If Trapnel were really so young
as represented by himself at the time of the incident, the story was not
entirely credible, though none the worse for that. None the worse, I mean,
insomuch as the words had undoubtedly haunted his mind at some stage, even if a
later one. The greybeard’s unremitting recommendation of his beast as means of
local archaeological transport had probably become embedded in the memory as
such phrases will, only later earmarked for advantageous literary use:
post hoc, propter hoc
, to invoke a tag hard worked by
Sir Gavin Walpole-Wilson in post-retirement letters to
The
Times
.

The earlier Trapnel myth, as
propagated in the
Camel
, was
located in an area roughly speaking between Beirut and Port Said, with
occasional forays further afield from that axis. His family, for some
professional reason, seemed to have roamed that part of the world nomadically.

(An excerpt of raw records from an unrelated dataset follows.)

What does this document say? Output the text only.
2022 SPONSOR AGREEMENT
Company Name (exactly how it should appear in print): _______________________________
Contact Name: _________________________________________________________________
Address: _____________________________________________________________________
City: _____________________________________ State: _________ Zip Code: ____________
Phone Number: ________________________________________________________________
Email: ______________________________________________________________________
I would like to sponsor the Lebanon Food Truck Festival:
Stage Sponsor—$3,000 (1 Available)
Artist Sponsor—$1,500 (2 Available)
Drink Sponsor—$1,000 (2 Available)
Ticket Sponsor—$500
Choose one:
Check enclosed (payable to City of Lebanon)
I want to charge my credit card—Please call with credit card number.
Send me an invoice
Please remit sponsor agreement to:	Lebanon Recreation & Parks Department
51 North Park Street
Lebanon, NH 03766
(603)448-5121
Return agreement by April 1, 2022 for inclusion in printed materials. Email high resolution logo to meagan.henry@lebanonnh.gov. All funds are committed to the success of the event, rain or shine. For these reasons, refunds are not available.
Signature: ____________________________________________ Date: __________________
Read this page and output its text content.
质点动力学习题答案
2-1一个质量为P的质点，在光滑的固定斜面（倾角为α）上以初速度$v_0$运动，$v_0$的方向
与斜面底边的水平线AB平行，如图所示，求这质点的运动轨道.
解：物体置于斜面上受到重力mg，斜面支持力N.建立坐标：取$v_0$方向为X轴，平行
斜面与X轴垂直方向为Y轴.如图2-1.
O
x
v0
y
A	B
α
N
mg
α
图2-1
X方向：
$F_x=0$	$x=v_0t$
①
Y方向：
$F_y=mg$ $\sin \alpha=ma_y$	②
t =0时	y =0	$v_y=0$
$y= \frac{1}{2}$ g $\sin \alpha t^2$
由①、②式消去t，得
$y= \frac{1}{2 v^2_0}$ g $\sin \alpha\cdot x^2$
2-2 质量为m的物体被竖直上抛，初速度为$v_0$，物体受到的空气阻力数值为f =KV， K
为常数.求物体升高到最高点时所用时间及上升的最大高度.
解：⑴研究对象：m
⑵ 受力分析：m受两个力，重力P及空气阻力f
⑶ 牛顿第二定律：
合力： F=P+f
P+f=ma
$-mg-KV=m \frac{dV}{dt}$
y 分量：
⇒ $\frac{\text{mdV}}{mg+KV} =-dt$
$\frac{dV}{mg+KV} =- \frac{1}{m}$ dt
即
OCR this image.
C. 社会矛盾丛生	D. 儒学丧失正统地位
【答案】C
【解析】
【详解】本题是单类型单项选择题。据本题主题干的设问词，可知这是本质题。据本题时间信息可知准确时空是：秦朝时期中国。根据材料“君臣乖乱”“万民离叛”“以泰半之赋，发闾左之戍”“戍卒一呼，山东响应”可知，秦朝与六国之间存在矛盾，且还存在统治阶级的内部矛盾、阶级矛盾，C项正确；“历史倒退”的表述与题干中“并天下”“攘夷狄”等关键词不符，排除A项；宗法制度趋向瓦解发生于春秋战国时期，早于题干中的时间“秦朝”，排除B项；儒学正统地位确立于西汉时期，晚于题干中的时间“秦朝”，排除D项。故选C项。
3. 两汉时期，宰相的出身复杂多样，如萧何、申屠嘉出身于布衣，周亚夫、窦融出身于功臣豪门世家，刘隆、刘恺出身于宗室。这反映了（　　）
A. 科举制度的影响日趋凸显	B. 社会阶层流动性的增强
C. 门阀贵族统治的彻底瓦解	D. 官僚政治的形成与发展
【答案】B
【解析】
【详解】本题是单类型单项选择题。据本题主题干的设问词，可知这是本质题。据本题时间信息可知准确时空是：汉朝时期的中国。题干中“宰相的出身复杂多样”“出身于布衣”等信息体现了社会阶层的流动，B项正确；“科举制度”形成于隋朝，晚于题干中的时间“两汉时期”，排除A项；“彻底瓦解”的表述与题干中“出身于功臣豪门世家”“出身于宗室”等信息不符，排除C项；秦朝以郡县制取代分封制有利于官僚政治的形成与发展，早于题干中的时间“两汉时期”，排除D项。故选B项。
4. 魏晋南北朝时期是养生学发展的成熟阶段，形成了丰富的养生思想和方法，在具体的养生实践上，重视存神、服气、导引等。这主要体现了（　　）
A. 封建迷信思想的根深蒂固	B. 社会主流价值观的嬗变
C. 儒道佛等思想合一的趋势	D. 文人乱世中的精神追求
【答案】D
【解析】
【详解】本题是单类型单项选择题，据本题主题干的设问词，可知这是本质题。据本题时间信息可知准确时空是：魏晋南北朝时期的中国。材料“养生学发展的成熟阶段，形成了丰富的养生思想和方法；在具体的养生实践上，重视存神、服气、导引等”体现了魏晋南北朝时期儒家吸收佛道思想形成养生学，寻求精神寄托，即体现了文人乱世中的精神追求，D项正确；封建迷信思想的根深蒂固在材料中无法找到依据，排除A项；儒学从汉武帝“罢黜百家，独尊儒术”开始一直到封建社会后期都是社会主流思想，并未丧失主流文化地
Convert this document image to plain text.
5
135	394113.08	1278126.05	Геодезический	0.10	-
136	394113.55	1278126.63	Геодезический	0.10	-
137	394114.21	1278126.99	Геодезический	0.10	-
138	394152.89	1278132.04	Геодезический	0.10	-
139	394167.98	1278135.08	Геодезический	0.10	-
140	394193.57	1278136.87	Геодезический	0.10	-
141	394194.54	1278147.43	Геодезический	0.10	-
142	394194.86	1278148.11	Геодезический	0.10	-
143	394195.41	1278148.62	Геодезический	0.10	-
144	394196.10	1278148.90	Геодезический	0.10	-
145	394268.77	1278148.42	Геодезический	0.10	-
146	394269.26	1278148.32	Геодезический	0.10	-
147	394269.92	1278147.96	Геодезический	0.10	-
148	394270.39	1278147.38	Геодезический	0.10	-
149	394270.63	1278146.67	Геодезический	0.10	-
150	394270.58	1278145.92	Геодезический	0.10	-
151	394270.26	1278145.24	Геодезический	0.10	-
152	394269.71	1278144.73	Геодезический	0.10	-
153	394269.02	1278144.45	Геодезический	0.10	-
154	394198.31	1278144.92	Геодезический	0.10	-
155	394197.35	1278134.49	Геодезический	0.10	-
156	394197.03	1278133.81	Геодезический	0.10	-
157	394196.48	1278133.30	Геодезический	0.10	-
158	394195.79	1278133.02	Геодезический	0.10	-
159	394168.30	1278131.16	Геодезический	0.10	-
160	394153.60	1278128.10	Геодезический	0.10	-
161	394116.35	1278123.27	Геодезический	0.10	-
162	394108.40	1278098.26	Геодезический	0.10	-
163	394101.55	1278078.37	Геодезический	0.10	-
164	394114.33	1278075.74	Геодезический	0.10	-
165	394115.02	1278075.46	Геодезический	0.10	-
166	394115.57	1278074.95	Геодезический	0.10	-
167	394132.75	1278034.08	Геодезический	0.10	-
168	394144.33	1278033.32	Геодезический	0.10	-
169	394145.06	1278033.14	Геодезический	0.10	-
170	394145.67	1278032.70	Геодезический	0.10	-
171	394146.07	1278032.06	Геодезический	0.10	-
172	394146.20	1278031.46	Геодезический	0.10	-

This fact – if it were a fact – to some extent attested the compatibility of a
pleasure trip taken in Egypt, a holiday resort, in the light of other details
given in the book, otherwise implying an unwarrantably prosperous interlude in
a background of many apparent ups and downs, not to say disasters. Egypt
cropped up more than once, perhaps – like the RAF officer’s greatcoat – adding
a potentially restorative tone. The occupation of Trapnel’s father was never
precisely defined; obscure, even faintly shady, commercial undertakings hinted.
His social life appeared marginally official in style, if not of a very exalted
order; possibly tenuous connexions with consular duties, not necessarily our
own. One speculated about the Secret Service. Once – much later than this first
meeting – a reference slipped out to relations in Smyrna. Trapnel’s physical
appearance did not exclude the possibility of a grandmother, even a mother, indigenous
to Asia Minor. He was, it appeared, an only child.